The increasing public awareness of the problems of the mass producing, feed the world mentality, driven by the chemical, produce at all costs mentality, has caused a focus away from this, back to a more sensible, and safer way to produce our food.

A definition of organic farming could be a farming process in which the structure resembles an imitation of a natural system that has the integrity and independence of a natural process of nature without man made influences such as pesticides and fertilizers.

As an example an organic farming operation could use carbon based fertilizers instead of chemically based synthetic fertilizers. It can use biological pest control instead of synthetic pesticides.
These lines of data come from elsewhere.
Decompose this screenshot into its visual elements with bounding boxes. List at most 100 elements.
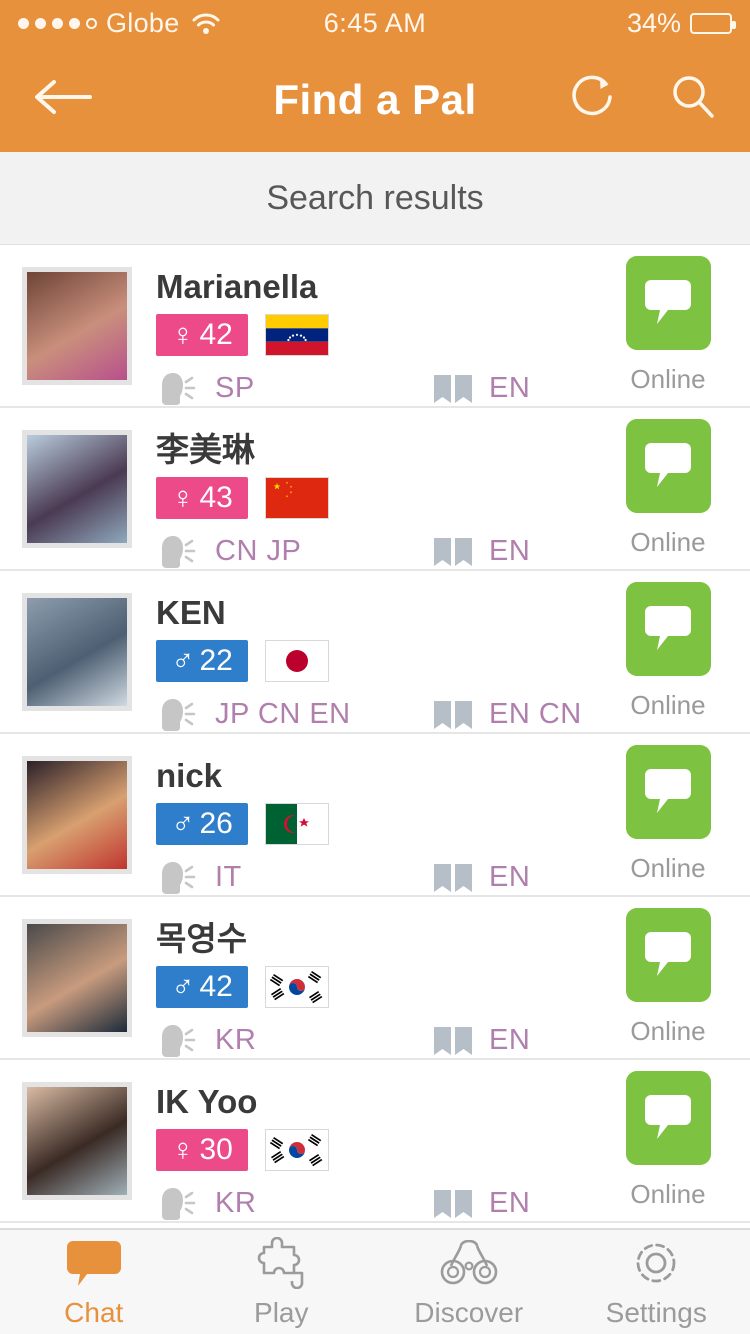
avatar[interactable]	[22, 918, 132, 1037]
chat-button[interactable]	[625, 745, 711, 839]
chat-button[interactable]	[625, 908, 711, 1002]
user-name: 李美琳	[156, 430, 255, 468]
header-actions	[564, 71, 722, 129]
learning-languages: EN	[430, 858, 530, 898]
avatar[interactable]	[22, 429, 132, 548]
app-header: Find a Pal	[0, 47, 750, 152]
avatar-image	[27, 1086, 127, 1195]
user-name: Marianella	[156, 267, 318, 305]
learning-languages-text: EN	[489, 535, 531, 567]
user-action: Online	[608, 745, 728, 884]
gender-icon: ♂	[171, 643, 195, 678]
user-info: Marianella ♀ 42 SP EN	[132, 267, 608, 405]
chat-button[interactable]	[625, 419, 711, 513]
user-result-row[interactable]: nick ♂ 26 IT EN Online	[0, 734, 750, 897]
user-result-row[interactable]: KEN ♂ 22 JP CN EN EN CN Online	[0, 571, 750, 734]
tab-label: Play	[254, 1296, 309, 1328]
spoken-languages: KR	[156, 1021, 430, 1061]
gender-age-badge: ♀ 42	[156, 313, 248, 356]
chat-bubble-icon	[643, 437, 693, 496]
chat-button[interactable]	[625, 1071, 711, 1165]
gender-age-badge: ♂ 26	[156, 802, 248, 845]
user-meta: ♀ 43	[156, 476, 608, 519]
tab-label: Discover	[414, 1296, 524, 1328]
country-flag-icon	[265, 802, 329, 845]
avatar[interactable]	[22, 755, 132, 874]
tab-settings[interactable]: Settings	[563, 1236, 750, 1329]
gear-icon	[625, 1236, 687, 1290]
chat-bubble-icon	[643, 274, 693, 333]
user-age: 42	[199, 969, 233, 1003]
spoken-languages-text: CN JP	[215, 535, 302, 567]
search-results-list: Marianella ♀ 42 SP EN Online 李美琳 ♀ 43 CN…	[0, 245, 750, 1228]
user-info: IK Yoo ♀ 30 KR EN	[132, 1082, 608, 1220]
spoken-languages-text: KR	[215, 1024, 257, 1056]
learning-languages: EN	[430, 1184, 530, 1224]
open-book-icon	[430, 858, 476, 898]
learning-languages-text: EN	[489, 1187, 531, 1219]
user-result-row[interactable]: Marianella ♀ 42 SP EN Online	[0, 245, 750, 408]
speaking-head-icon	[156, 369, 202, 409]
gender-age-badge: ♂ 42	[156, 965, 248, 1008]
avatar[interactable]	[22, 592, 132, 711]
binoculars-icon	[438, 1236, 500, 1290]
back-button[interactable]	[28, 65, 98, 135]
bottom-tab-bar: Chat Play Discover Settings	[0, 1228, 750, 1334]
avatar-image	[27, 434, 127, 543]
chat-button[interactable]	[625, 256, 711, 350]
gender-age-badge: ♀ 43	[156, 476, 248, 519]
avatar[interactable]	[22, 266, 132, 385]
search-button[interactable]	[664, 71, 722, 129]
country-flag-icon	[265, 965, 329, 1008]
user-result-row[interactable]: 목영수 ♂ 42 KR EN Online	[0, 897, 750, 1060]
user-info: 목영수 ♂ 42 KR EN	[132, 919, 608, 1057]
tab-chat[interactable]: Chat	[0, 1236, 188, 1329]
user-meta: ♀ 42	[156, 313, 608, 356]
gender-icon: ♀	[171, 317, 195, 352]
user-result-row[interactable]: 李美琳 ♀ 43 CN JP EN Online	[0, 408, 750, 571]
battery-percent: 34%	[626, 8, 681, 38]
gender-icon: ♂	[171, 806, 195, 841]
user-result-row[interactable]: IK Yoo ♀ 30 KR EN Online	[0, 1060, 750, 1223]
status-badge: Online	[630, 1016, 706, 1046]
user-action: Online	[608, 908, 728, 1047]
open-book-icon	[430, 369, 476, 409]
avatar[interactable]	[22, 1081, 132, 1200]
learning-languages: EN	[430, 532, 530, 572]
user-info: KEN ♂ 22 JP CN EN EN CN	[132, 593, 608, 731]
spoken-languages: IT	[156, 858, 430, 898]
learning-languages: EN CN	[430, 695, 582, 735]
search-icon	[666, 70, 720, 129]
user-name: IK Yoo	[156, 1082, 258, 1120]
chat-bubble-icon	[643, 926, 693, 985]
open-book-icon	[430, 532, 476, 572]
user-age: 42	[199, 317, 233, 351]
user-name: KEN	[156, 593, 226, 631]
speaking-head-icon	[156, 858, 202, 898]
chat-button[interactable]	[625, 582, 711, 676]
user-action: Online	[608, 256, 728, 395]
refresh-button[interactable]	[564, 71, 622, 129]
tab-label: Chat	[64, 1296, 124, 1328]
speaking-head-icon	[156, 532, 202, 572]
gender-age-badge: ♂ 22	[156, 639, 248, 682]
spoken-languages: CN JP	[156, 532, 430, 572]
language-row: SP EN	[156, 369, 608, 409]
user-age: 30	[199, 1132, 233, 1166]
learning-languages: EN	[430, 369, 530, 409]
user-action: Online	[608, 419, 728, 558]
language-row: KR EN	[156, 1184, 608, 1224]
tab-play[interactable]: Play	[188, 1236, 376, 1329]
country-flag-icon	[265, 476, 329, 519]
back-arrow-icon	[32, 77, 94, 122]
user-info: 李美琳 ♀ 43 CN JP EN	[132, 430, 608, 568]
chat-bubble-icon	[63, 1236, 125, 1290]
chat-bubble-icon	[643, 1089, 693, 1148]
spoken-languages-text: SP	[215, 372, 255, 404]
language-row: CN JP EN	[156, 532, 608, 572]
learning-languages-text: EN	[489, 372, 531, 404]
app-screen: Globe 6:45 AM 34% Find a Pal Search resu…	[0, 0, 750, 1334]
tab-discover[interactable]: Discover	[375, 1236, 563, 1329]
language-row: KR EN	[156, 1021, 608, 1061]
section-header: Search results	[0, 152, 750, 245]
Organic farming promotes the planting of diverse crops in one field, as opposed to mass production farming when only one crop is planted in a field over and over again. If a variety of vegetable crops is planted in a field, there is a wider range of beneficial insects supported, as well as different soil microorganisms.

Organic farming relies very much on natural breakdown of organic matter and composting, which puts back the natural components into the soil which reduces the need for any artificial fertilizers.

It is interesting that the American farming machine was originally ramped up to feed the world, and it seems that the world is beginning to reject the mass production, chemically induced method in farming for the more natural organic agriculture products farming model, which more and more of the countries of the world embraces.